BOGOR, JAKARTAMU.COM | Serikat Usaha Muhammadiyah (Sumu) Bogor Raya menggelar Buka Bersama dan Tausyiah Ramadhan 1447 H di Kantor BKsPPI Pusat (Badan Kerja Sama Pondok Pesantren Indonesia), Bogor. Kegiatan ini mempertemukan pengusaha muslim, profesional, dan komunitas muslim untuk mempererat silaturahmi sekaligus membahas peran dunia usaha dalam memperkuat ekonomi umat.
Ketua Sumu Bogor Raya Anang Yudi Riswanto mengatakan jaringan pengusaha muslim perlu terus diperkuat agar memberi manfaat lebih luas bagi masyarakat. “Kita ingin menghadirkan pengusaha muslim yang kuat dalam bisnis sekaligus memiliki kepedulian sosial dan kontribusi nyata bagi umat serta bangsa,” ujar Anang dalam sambutannya.
Acara dimulai pukul 16.00 WIB dengan registrasi peserta, dilanjutkan pembukaan serta tilawah Al-Qur’an oleh Alfarisi Alhafidz.
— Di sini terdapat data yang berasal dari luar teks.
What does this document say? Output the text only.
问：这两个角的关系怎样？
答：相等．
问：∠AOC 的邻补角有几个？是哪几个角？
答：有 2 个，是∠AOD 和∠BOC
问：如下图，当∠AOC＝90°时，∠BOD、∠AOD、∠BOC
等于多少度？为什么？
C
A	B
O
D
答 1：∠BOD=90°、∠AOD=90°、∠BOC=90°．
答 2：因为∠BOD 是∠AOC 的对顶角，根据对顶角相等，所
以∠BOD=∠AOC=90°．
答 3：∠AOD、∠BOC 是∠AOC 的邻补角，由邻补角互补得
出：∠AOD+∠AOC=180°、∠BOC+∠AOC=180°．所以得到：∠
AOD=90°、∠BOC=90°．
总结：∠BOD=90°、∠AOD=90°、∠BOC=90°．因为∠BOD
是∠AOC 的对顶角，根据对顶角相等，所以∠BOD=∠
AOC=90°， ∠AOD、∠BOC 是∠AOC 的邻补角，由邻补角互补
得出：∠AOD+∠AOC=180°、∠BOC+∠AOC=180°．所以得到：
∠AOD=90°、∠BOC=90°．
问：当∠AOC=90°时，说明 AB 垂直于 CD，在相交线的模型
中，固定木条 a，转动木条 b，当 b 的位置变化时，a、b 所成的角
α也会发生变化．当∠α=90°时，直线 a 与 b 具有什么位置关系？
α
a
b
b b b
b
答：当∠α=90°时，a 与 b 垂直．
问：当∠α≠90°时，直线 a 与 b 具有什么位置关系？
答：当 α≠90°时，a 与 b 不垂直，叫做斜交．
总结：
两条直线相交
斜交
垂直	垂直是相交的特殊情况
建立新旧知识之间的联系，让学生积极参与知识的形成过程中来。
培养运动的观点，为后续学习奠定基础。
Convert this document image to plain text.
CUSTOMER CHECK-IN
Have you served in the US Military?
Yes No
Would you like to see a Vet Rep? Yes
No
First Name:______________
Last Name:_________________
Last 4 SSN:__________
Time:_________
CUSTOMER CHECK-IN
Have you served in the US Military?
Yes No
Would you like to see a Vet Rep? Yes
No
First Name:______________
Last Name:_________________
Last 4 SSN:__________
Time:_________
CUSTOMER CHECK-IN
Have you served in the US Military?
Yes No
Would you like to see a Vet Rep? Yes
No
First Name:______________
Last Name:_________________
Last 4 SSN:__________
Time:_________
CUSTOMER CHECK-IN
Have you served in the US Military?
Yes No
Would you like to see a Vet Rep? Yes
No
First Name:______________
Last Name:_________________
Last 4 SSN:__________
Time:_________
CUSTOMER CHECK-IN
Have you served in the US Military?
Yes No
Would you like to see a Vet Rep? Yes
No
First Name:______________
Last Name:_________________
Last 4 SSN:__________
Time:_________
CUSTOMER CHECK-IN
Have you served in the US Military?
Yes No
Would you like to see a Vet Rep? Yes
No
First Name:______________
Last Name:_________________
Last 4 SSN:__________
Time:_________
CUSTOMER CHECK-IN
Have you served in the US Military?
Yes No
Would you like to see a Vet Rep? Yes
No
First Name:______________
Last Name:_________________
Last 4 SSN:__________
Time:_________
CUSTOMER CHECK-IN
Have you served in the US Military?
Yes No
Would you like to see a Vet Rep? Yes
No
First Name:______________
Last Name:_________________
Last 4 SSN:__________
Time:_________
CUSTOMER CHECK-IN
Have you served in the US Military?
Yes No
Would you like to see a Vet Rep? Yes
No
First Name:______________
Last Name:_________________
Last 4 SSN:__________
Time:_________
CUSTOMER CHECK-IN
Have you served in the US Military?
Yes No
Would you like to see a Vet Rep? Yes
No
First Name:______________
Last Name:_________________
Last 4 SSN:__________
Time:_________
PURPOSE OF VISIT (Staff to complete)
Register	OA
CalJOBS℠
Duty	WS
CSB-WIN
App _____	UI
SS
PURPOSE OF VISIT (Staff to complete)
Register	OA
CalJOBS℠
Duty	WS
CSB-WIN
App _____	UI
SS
Kegiatan kemudian berlanjut dengan tausyiah Ramadhan yang disampaikan Didin Hafidhuddin bertema “Membentuk Pengusaha Muslim yang Maju dan Berkemajuan.”
Didin menjelaskan kemajuan umat bertumpu pada fondasi spiritual yang kuat. Ia mengutip riwayat Ibnu Abbas RA yang ketika meminum air zam-zam memohon tiga hal: ilmu yang bermanfaat, rezeki yang luas, dan kesehatan.

“Tiga hal ini menjadi pilar penting dalam membangun peradaban. Ilmu memberi arah, rezeki menopang kemandirian, dan kesehatan menjaga produktivitas,” kata Didin.
Menurutnya, ilmu yang bermanfaat adalah ilmu yang berlandaskan Al-Qur’an dan Sunnah serta membentuk akhlak mulia. Pendidikan juga berperan membangun kekuatan spiritual, intelektual, sosial, dan emosional agar umat mampu menghadapi tantangan zaman.
Ia juga menyinggung peran ekonomi dalam kehidupan umat. Menurut Didin, Islam mendorong umatnya menjadi pelaku usaha yang mandiri dan produktif dengan tetap memegang prinsip kehalalan.
“Bisnis merupakan amanah yang kelak dipertanggungjawabkan di hadapan Allah,” ujarnya.
Didin menambahkan pengusaha muslim ideal memiliki karakter amanah, jujur, kreatif, ulet, dan produktif, serta tetap menjaga ibadah. Kerja sama antarpengusaha juga diperlukan agar ekosistem ekonomi umat dapat tumbuh lebih kuat.
“Orang-orang beriman saling menolong. Karena itu, jejaring usaha harus dibangun untuk saling menguatkan,” kata Didin.